Der BND untersucht die Militärausgaben Russlands und stellt fest: "In diesen Zahlen materialisiert sich konkret die wachsende Bedrohung Europas durch Russland." Offenbar verschleiert Moskau seine tatsächlichen Ausgaben - vermutlich nicht ohne Grund.
Die militärischen Ausgaben Russlands sind in den vergangenen Jahren nach einer Analyse des Bundesnachrichtendienstes (BND) bis zu zwei Drittel höher gewesen als im offiziellen Verteidigungshaushalt dargestellt. So seien etwa Bauvorhaben des Verteidigungsministeriums, IT-Projekte des Militärs oder Sozialleistungen für Angehörige der Streitkräfte nicht im Verteidigungs-, sondern in anderen Teilen des Etats aufgeführt worden, stellte der deutsche Auslandsgeheimdienst in einer seit Längerem laufenden Analyse fest.
Dies liegt nach BND-Angaben etwa daran, dass die russische Auslegung von Verteidigungsausgaben stark von der Definition der Nato abweicht. Zudem würden Informationen zu Verteidigungsausgaben von offiziellen russischen Stellen oft verzerrt dargestellt und bedürften weiterer Einordnung.

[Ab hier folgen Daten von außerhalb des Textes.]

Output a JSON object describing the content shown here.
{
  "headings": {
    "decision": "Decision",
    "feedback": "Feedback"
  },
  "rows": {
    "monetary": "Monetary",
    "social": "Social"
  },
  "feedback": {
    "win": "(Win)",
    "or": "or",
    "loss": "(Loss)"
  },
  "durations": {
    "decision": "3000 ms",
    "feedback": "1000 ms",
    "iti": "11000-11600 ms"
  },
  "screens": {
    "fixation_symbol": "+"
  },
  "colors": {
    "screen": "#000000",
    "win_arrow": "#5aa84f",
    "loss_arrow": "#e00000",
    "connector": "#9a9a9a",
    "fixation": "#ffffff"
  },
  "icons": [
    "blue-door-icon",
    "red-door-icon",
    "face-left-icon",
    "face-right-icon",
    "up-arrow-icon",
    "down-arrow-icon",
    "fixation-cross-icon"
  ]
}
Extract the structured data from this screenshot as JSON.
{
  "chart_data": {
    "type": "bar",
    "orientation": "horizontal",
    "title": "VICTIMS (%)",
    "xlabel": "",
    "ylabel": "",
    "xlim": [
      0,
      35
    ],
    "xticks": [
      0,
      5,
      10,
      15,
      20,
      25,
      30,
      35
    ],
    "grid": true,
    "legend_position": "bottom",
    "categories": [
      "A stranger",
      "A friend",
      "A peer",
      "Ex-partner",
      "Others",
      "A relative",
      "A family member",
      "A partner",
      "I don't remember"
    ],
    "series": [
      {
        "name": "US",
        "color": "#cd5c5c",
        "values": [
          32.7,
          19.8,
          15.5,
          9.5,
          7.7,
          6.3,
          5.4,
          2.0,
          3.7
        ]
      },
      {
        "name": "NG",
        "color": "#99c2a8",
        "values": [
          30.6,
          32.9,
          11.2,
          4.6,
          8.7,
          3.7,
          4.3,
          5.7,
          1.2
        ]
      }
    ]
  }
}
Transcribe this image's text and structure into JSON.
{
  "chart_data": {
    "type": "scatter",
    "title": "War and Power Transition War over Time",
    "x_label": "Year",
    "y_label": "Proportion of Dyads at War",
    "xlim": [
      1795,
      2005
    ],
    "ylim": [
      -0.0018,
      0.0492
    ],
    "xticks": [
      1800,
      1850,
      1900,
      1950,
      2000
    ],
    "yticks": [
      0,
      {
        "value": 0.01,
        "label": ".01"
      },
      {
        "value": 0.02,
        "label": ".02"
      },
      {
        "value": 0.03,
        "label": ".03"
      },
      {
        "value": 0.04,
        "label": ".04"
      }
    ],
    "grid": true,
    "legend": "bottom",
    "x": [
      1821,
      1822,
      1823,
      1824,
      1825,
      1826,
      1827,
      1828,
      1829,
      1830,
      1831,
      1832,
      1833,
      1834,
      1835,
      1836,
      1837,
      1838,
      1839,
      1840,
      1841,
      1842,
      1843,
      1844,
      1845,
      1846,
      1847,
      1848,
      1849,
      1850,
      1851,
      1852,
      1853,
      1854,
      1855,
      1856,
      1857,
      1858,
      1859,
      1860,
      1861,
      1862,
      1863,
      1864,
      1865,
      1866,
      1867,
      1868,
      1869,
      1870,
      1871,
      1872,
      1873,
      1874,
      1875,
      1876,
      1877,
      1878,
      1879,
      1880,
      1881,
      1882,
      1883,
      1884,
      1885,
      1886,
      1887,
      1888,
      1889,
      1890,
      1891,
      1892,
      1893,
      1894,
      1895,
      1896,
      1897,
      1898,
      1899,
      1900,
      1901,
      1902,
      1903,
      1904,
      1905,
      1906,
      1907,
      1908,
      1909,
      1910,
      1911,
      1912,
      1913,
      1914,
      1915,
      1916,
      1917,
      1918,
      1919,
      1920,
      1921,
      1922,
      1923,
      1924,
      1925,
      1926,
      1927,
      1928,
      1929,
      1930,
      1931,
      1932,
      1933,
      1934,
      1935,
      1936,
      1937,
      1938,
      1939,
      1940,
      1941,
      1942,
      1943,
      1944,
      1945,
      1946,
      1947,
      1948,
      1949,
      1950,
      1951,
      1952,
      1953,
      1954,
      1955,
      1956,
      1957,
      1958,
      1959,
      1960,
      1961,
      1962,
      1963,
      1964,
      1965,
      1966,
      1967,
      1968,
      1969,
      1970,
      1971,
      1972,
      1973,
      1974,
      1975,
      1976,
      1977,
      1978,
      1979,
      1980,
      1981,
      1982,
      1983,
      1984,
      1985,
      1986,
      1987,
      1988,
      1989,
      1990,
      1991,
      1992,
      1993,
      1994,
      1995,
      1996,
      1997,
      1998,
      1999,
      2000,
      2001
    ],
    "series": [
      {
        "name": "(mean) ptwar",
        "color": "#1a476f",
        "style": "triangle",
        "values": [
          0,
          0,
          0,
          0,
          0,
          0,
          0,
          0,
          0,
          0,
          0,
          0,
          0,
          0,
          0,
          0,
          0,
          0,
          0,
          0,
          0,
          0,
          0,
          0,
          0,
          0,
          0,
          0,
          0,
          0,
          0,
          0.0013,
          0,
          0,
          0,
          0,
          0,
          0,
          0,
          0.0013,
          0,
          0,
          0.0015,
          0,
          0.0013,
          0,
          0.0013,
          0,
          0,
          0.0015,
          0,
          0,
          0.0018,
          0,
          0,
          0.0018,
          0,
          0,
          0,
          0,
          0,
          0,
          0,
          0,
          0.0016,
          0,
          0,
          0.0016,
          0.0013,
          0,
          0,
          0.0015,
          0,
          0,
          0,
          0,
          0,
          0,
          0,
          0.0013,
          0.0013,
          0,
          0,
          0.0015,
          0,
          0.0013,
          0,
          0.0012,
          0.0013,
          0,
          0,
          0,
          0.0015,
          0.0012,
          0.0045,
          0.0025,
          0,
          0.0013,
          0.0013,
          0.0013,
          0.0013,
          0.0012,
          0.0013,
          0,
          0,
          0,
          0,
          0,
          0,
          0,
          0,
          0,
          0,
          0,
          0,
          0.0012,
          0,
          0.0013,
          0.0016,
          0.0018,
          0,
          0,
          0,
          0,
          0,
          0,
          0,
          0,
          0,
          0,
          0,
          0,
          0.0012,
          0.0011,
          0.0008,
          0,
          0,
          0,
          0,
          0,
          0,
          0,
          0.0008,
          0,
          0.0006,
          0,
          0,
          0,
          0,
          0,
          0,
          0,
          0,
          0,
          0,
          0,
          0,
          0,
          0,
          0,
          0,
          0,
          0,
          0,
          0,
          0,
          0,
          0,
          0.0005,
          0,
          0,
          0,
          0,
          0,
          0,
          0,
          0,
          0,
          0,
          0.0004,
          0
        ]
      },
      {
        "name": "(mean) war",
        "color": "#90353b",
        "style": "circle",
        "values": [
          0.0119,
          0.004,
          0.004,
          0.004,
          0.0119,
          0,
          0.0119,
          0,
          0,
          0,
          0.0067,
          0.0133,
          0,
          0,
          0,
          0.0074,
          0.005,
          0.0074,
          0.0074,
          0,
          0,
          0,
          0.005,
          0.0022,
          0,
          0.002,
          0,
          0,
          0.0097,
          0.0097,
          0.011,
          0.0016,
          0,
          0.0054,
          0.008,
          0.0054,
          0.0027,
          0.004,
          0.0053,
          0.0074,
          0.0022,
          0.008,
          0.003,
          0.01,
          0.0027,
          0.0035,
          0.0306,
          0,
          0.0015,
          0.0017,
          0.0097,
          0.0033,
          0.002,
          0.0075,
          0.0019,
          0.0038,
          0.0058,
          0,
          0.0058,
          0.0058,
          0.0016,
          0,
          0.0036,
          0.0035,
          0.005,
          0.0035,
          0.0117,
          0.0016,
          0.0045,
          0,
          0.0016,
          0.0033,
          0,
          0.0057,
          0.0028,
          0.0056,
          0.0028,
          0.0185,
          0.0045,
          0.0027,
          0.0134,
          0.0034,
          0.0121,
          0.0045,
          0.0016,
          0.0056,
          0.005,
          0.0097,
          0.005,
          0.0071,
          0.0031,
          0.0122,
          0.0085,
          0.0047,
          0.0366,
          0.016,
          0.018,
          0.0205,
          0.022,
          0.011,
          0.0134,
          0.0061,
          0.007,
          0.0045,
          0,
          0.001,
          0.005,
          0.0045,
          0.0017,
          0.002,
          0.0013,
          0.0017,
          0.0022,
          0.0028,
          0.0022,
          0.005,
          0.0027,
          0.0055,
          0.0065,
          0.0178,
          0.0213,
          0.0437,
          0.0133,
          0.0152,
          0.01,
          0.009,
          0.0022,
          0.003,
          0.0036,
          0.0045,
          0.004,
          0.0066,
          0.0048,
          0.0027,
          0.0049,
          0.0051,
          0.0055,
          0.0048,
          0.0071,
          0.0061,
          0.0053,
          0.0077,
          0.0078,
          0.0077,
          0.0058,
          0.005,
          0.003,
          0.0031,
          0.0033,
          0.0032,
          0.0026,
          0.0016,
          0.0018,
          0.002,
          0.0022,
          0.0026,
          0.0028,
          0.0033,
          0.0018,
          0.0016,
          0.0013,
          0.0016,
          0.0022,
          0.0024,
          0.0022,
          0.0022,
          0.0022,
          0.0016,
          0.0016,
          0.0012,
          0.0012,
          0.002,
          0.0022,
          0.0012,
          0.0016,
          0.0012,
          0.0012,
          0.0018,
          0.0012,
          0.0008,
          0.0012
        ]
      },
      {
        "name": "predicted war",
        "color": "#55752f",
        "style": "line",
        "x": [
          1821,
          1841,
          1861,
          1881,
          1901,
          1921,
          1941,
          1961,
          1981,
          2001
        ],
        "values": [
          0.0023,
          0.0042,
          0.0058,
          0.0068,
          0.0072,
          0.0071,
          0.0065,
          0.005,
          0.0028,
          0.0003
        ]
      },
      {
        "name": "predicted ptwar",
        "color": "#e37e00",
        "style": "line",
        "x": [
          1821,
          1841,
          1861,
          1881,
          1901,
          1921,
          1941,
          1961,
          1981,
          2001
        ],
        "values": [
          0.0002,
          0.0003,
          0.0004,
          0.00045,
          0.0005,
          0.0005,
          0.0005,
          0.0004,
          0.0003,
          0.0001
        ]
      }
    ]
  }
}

Seit Beginn des Angriffskrieges gegen die gesamte Ukraine im Februar 2022 ist der Verteidigungshaushalt Russlands nach BND-Angaben jedes Jahr stark gestiegen. So schätzt der deutsche Auslandsgeheimdienst die militärischen Ausgaben Russlands für das vergangene Jahr auf rund 250 Milliarden Euro und damit auf etwa die Hälfte des Gesamtbudgets. Das entspräche einem Anteil am russischen Bruttoinlandsprodukt (BIP) von etwa zehn Prozent, heißt es im BND.
Dagegen habe der militärische Ausgabenanteil Russlands im Jahr des Kriegsbeginns 2022 noch bei sechs Prozent vom BIP gelegen. Im Jahr darauf sei dieser Anteil auf 6,7 Prozent gestiegen, 2024 auf 8,5 Prozent.